Tag Archives: burakumin

Kumamoto Family: An Image for International Women’s Day

Laurie Says:

This photo of the Kumamoto family, (grandmother, mother and daughter) from Women of Japan and their words seemed very appropriate for today.  They are hisabetsu Buraku and so have faced a long history of caste/social class discrimination in Japan.

Their words speak both to their experience as women and as hisabetsu Buraku.



Granddaughter: KUMAMOTO Risa

Inside of me there is always an “I” burdened with many wounds? For that “I,” to “talk” about myself began with recalling the experiences, facts, and emotions of my life which I had put a lid on and carefully sifting through them. When I felt the energy of people who live in “reality,” when I shared in people’s suffering, when I felt joy with them, when I came in touch with a wonderful meeting and connection as a human being—not in the “story” that I created—the acts of “listening,” “talking,” and “being listened to” strengthened me. I felt the trauma writhing within me, which I had purposely tried to ignore or had been forced to ignore, awaken from its long, long sleep with a huge yawn. Engaging with others was part of the process of my attempt to create myself by discovering myself and becoming enriched while in the midst of suffering, faltering, and wavering. It was a soothing action to tightly embrace the “I” within me in an effort to heal the emotional wounds through my own power and through support from others. And I will continue to speak out so that I will not merely keep this within my personal framework of comforting myself for the discrimination I have experienced, but, rather, so that I can go beyond this and take aim at the irrationality of discrimination, to seek honor as a human being who works to change society and do away with discrimination. I do this not only to liberate myself from oppression, but also to liberate myself from being the oppressor. Knowing the pain of discrimination and knowing the warmth of people, I feel proud to pursue my stance of anti-discrimination by treating my discriminatory feelings as having the same quality and being of the same dimension.
What I want most to speak of now is my close yet far and far yet close family. Not as one who persists in acting the “good child” as “daughter,” or “grandchild,” or “big sister,” but in order for me to have a process of thinking about my life on my own and in order to obtain the words to define myself on my own. In order to liberate myself from having discriminated against my grandfather, grandmother, mother, and younger brother who lead their lives bearing various thoughts and experiences and who have substituted the individual problem of those being discriminated against for the social problem of discrimination; and to relate to them anew “as human beings.”

Mother: KUMAMOTO Reiko

Now that I am over 50, I have a strong wish to live my life into the future without causing problems for my two children. It has been 25 years that I have lived without a husband, and for my children without a father. When the children were young, all I did was work, but I feel that it was not I who raised my children, rather it was my children who raised me.
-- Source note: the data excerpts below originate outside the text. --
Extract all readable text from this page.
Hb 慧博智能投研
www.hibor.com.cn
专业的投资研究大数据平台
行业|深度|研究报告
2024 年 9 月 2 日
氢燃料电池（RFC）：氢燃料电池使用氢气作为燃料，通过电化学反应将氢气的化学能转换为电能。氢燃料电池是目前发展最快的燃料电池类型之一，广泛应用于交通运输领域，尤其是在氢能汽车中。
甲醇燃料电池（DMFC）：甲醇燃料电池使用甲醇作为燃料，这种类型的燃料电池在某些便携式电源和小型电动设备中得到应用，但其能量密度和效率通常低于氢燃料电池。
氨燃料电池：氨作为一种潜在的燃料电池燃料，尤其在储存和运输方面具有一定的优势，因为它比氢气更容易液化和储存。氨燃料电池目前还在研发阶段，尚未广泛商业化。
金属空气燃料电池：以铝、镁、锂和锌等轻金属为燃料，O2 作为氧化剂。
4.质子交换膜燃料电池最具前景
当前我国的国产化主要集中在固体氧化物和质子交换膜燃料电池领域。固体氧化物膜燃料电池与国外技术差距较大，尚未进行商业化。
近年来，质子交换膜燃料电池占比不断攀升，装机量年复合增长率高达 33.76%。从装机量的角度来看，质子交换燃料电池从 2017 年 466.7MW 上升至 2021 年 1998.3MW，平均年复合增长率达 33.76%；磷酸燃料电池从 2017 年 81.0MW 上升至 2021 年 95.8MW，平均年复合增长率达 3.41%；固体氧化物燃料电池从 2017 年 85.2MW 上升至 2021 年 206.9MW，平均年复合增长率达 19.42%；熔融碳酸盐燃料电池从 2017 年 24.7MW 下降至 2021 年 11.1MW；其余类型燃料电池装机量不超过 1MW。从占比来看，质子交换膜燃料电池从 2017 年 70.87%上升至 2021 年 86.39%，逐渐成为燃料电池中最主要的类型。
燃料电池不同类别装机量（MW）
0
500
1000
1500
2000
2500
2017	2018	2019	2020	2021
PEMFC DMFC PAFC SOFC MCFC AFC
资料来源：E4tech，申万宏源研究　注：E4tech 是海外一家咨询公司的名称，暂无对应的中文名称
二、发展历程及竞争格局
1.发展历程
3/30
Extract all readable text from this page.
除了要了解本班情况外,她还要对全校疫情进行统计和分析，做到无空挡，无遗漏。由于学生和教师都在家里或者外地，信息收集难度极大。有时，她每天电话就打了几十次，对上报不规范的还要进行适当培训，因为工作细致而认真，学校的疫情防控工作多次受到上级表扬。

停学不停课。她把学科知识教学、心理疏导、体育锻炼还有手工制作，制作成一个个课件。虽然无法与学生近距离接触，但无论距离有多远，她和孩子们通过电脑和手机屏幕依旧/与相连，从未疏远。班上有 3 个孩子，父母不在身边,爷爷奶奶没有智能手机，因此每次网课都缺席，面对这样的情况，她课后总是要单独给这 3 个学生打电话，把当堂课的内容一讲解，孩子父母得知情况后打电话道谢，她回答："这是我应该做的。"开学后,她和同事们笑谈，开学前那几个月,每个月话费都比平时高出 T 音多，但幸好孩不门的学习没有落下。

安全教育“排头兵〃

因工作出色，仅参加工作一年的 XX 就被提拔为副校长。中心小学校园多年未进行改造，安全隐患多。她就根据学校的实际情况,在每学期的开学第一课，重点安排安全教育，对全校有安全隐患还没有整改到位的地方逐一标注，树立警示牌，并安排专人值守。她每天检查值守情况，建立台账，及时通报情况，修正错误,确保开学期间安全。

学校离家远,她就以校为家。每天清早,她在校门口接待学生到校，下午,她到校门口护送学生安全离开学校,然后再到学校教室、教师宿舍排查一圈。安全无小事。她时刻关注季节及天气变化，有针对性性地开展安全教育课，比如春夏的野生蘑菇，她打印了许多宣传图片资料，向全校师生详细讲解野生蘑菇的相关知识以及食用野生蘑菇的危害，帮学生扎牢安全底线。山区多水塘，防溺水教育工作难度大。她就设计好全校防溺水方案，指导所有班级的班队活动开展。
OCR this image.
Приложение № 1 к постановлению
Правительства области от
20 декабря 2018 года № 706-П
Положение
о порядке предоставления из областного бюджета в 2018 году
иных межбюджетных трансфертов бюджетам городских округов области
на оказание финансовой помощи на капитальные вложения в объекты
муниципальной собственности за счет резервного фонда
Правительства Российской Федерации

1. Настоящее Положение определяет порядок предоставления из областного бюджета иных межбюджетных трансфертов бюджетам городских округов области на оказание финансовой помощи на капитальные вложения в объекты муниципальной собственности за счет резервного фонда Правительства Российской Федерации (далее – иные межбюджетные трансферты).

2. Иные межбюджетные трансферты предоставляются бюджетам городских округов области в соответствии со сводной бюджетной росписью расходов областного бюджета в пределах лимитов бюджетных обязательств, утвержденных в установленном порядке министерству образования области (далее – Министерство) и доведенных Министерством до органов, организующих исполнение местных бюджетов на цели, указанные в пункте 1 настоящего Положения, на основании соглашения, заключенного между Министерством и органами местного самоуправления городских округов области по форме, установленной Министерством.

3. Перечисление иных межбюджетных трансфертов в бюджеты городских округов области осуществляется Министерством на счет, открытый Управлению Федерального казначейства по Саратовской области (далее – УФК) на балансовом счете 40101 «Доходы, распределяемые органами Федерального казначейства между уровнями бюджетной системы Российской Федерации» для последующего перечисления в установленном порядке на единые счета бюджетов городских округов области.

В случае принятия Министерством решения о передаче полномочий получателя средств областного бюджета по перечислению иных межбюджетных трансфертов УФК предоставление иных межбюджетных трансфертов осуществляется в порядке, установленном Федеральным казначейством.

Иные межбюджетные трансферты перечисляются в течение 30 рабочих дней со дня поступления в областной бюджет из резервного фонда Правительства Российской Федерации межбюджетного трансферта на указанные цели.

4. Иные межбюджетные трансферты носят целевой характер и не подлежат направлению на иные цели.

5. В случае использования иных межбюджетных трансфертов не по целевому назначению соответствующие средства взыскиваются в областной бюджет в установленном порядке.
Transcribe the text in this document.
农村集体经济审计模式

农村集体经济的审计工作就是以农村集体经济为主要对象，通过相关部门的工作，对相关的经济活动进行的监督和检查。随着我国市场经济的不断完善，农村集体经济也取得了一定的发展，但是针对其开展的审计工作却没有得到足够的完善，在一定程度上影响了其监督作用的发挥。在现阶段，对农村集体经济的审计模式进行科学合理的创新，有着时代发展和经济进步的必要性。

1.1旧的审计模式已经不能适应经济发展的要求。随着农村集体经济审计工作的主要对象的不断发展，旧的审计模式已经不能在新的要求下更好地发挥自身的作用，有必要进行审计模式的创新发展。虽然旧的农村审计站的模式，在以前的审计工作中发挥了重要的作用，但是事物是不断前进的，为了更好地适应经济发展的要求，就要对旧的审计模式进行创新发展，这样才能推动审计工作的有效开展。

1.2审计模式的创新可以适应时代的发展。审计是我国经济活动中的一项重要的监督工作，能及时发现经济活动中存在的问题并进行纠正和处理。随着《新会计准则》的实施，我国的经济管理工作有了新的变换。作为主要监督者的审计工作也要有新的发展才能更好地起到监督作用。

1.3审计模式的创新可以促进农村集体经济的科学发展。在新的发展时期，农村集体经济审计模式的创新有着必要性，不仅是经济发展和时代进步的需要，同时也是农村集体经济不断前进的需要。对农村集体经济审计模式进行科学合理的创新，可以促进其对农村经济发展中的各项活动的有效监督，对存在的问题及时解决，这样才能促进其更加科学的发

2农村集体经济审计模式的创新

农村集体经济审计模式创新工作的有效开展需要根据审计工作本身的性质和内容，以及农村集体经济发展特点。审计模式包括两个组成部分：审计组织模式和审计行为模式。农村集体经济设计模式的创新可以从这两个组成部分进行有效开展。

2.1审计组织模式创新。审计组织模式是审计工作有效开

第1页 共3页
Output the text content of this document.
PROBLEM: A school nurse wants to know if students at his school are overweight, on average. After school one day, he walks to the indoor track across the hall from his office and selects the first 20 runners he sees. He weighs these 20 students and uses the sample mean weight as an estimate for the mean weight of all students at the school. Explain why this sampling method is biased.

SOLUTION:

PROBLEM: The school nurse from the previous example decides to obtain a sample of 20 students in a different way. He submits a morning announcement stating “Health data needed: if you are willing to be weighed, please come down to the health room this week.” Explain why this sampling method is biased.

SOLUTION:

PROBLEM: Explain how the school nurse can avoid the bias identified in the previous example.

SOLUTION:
That doesn’t mean that my children haven’t been able to become independent or that I haven’t been able to let go of them. Being not too close and not too far may be the right distance from each other. When my children were small, I felt that they were such darlings that I listened first and foremost to their wishes.
A mother (a Japanese woman) must have infinite patience and can only silently watch what her children do and say. There is no need to nag them. It should be enough to scold them only at crucial times. These days I think that if I am to wish for my children’s future happiness, as their mother I must learn how to live a healthy life on my own!!
No matter how old they become, one’s children are always one’s children. When I face painful and trying times, it is my children who come first to mind. I wonder if they are well.

To me, my children are my educators. As one who was born and who grew up in discriminatory surroundings, I feel fortunate that I do not resent the discrimination or the fact of having been born and raised under discrimination. The side who is discriminated against and the side who discriminates—I am able to think I was fortunate to have known both viewpoints.
I love my mother very deeply. At 83 she is obstinate and has become strong-willed, but I still love her. Will my children love me so profoundly no matter how old I become? Just as I will always love my daughter deeply . . . .

Grandmother: TERAOKA Mika
I am 83 years old. My era was one of dominance of men over women, so my days were those of constant perseverance and restraining my own desires.
I served my husband’s parents single-mindedly, and I couldn’t defy my husband in any way. . . .
I spent so long persevering that the only peace of mind I could attain was through religion, and I am still a fervent believer of Buddhism. But I do not know how to write and, at this age, having endured so patiently, I have become strong and obstinate. My aging body has become creaky in places, but I’m still going strong.